Gropius, como Thomas Mann, pertenece al pequeño grupo de intelectuales a quienes no se esconde la crisis de la burguesía alemana y la investigan mucho más allá de las escandalosas apariencias castigadas por la pluma de Grosz. Sin embargo, no desesperan y creen que puede reanudarse su antigua tradición de cultura, rectificando el curso de una evolución extraviada y restaurando en el mundo convulsionado la autoridad de la inteligencia.
No sabría afirmar resueltamente si Gropius, lo mismo que Mann, atribuía la causa profunda de la crisis de la vieja burguesía alemana a una especie de sutil mal intelectual, a una debilitante disipación artística, a una fatal transformación de los tradicionales ideales religiosos en un vago idealismo, o en fin, a su abandono inerte en aquel ritmo oscilante de desesperación y exaltación, que caracteriza la obra de sus predilectos: la música de Wagner, el pensamiento de Nietzsche y la poesía de Hofmannsthal. Pero la firme reclamación de Gropius de un arte todo técnica, libre de toda ideología, ligado a las férreas leyes económicas de la producción, lo deja suponer con todo derecho: puesto que la sociedad estaba enferma de arte, es éste el órgano sobre el cual se debe operar para reducir el desarrollo anormal y rectificar así la función irregular. Es cierto que su valiente y hasta conmovedora defensa de la industria –para quien la considera a la distancia de los años y la encuadra en las circunstancias de los hechos que la determinaron- es algo más que una entusiasta apología de la técnica moderna en oposición al tradicionalismo persistente del artesanado. Es, en el plano teórico, la defensa de una industria, entendida humanísticamente como exaltación del talento, contra el "fordismo" o el envilecimiento de la personalidad en el mecanismo de la producción, y –sobre el plano social- la defensa de una austera tradición de actividad productiva, de una conciencia o espiritualidad del trabajo industrial, contra la especulación improductiva y disociante. (…)

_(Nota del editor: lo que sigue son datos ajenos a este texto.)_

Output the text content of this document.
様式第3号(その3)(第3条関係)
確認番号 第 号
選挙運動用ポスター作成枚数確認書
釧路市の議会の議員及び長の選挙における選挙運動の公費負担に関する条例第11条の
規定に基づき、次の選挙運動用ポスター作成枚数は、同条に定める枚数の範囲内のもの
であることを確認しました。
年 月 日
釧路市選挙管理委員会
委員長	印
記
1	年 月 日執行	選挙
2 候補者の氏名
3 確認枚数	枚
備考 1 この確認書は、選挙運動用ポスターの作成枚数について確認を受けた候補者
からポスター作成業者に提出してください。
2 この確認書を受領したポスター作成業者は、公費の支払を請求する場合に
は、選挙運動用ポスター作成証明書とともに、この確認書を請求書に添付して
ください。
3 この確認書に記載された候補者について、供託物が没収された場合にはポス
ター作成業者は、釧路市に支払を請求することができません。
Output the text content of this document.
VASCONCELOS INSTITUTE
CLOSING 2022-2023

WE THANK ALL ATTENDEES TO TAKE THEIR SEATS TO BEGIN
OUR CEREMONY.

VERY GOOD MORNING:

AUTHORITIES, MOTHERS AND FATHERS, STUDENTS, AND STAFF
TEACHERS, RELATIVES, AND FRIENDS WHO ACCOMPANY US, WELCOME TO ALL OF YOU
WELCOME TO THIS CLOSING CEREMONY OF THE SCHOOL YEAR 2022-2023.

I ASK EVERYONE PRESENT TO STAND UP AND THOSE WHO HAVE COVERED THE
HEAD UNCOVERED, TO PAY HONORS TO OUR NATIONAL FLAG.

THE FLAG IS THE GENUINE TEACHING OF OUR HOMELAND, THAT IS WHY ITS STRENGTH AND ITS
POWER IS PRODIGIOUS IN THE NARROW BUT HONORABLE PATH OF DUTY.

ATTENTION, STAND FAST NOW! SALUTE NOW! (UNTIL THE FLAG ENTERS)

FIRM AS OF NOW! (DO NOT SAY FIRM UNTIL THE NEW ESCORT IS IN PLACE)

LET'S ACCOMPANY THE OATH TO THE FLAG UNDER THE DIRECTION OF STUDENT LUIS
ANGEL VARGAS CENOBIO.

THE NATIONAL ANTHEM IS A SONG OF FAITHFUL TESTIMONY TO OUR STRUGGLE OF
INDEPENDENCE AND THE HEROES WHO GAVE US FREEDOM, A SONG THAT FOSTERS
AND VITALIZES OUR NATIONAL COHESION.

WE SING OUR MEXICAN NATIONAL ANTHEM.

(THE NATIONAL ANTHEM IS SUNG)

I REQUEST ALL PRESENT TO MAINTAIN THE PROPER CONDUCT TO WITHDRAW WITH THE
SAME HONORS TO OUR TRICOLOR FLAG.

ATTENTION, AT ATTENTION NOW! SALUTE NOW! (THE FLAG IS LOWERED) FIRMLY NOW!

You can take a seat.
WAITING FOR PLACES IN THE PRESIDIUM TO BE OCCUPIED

El hecho es que Gropius se preocupa más de sustraer a la clase dirigente y productora de un decaimiento creciente, de volver a conducirla a sus deberes sociales, de reorganizar técnicamente la producción y de crear efectivas y objetivas condiciones para el progreso de la vida social, que de obrar sobre la masa para incitarla a conquistar un nivel de cultura elevado. Exige que la autoridad de la clase dirigente no derive más de la posesión del capital y de los medios de producción sino de la capacidad de producir un mejor modo (y aquí entra en juego la función artística porque el arte es un modo perfecto), es decir, de una segura preparación técnica. Por lo tanto destierra de su polémica todo acento filantrópico, aun toda simpatía humana. Su mensaje está dirigido exclusivamente a los responsables, a los "dirigentes".